Dans ce domaine non plus, Monsanto ne fait guère dans la nuance : “L’analyse statistique concernant la mortalité ou l’incidence des tumeurs est complètement absente”. L’entreprise met également en avant la critique sur la race des rats utilisés dans une expérience sur 2 ans. “Les taux de mortalité et la fréquence des tumeurs dans tous les groupes de rats sont dans les normes historiques pour cette lignée de rats de laboratoire, qui est bien connue pour sa forte prédisposition aux tumeurs”. Alors que les rats Sprague Dawley sont utilisés par la plupart des laboratoires pour les expériences sur 90 jours, il semblent être moins adaptés aux études plus longues en raison de cette prédisposition aux tumeurs qui perturbe les observations.
De façon assez perverse, Monsanto lance une autre critique dans son analyse détaillée.
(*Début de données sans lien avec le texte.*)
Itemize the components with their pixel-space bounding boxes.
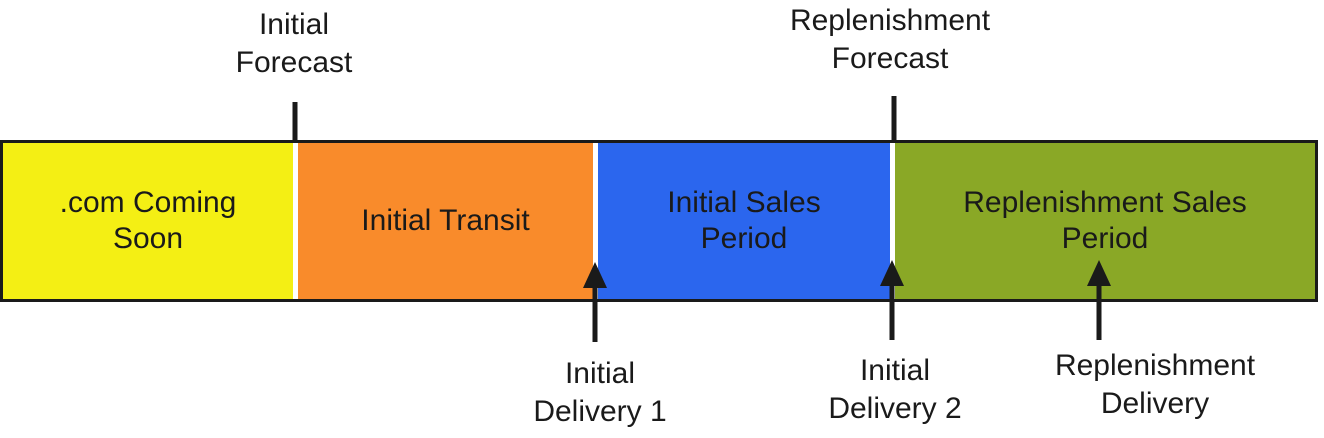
replenishment-delivery-label: Replenishment Delivery xyxy=(1054,349,1256,420)
initial-delivery-2-label: Initial Delivery 2 xyxy=(828,354,962,425)
segment-coming-soon xyxy=(3,143,293,299)
segment-coming-soon-label: .com Coming Soon xyxy=(59,186,237,255)
segment-initial-sales-label: Initial Sales Period xyxy=(667,186,821,255)
initial-delivery-2-arrow xyxy=(877,260,907,340)
timeline-bar xyxy=(0,140,1318,302)
initial-delivery-1-label: Initial Delivery 1 xyxy=(533,357,667,428)
segment-initial-transit xyxy=(293,143,593,299)
initial-forecast-label: Initial Forecast xyxy=(235,8,353,79)
replenishment-delivery-arrow xyxy=(1084,260,1114,340)
segment-replenishment-sales-label: Replenishment Sales Period xyxy=(963,186,1247,255)
initial-delivery-1-arrow xyxy=(580,262,610,342)
segment-initial-sales xyxy=(593,143,890,299)
segment-initial-transit-label: Initial Transit xyxy=(361,204,530,237)
replenishment-forecast-label: Replenishment Forecast xyxy=(789,4,991,75)
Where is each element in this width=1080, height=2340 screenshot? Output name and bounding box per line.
L’entreprise reconnaît d’abord que les études sur 90 jours ne sont pas équivalentes à celles qui couvrent toute la durée de vie (environ 2 ans) des rats. Un bon point pour Gilles-Eric Séralini. Mais cela se gâte rapidement. Monsanto note que les auteurs de l’étude française détectent des tumeurs par palpation des rats dès le quatrième mois de l’expérience. “Etant donné que les tumeurs mettent un temps considérable pour parvenir à un stade de détection par palpation, et étant donné que seule une minorité de tumeurs atteint en général une taille importante, des tumeurs, même non détectables par palpation, auraient dû être constatées dans les expériences à 90 jours avec le NK-603. Or, cela n’a pas été le cas”.
Ces quelques exemples de critiques suffisent pour montrer que, comme l’on pouvait s’y attendre, Monsanto a décidé d’attaquer frontalement le travail de Gilles-Eric Séralini. Au delà du battage médiatique qui aura son effet sur le grand public, le chercheur français ne pourra éviter la confrontation sur le fond. La prochaine étape est, bien entendu, le verdict des autorités françaises (ANSES, HCB) et européennes sur l’étude. Après la semaine de gloire médiatique, Gilles-Eric Séralini devra se battre pied à pied sur le terrain scientifique.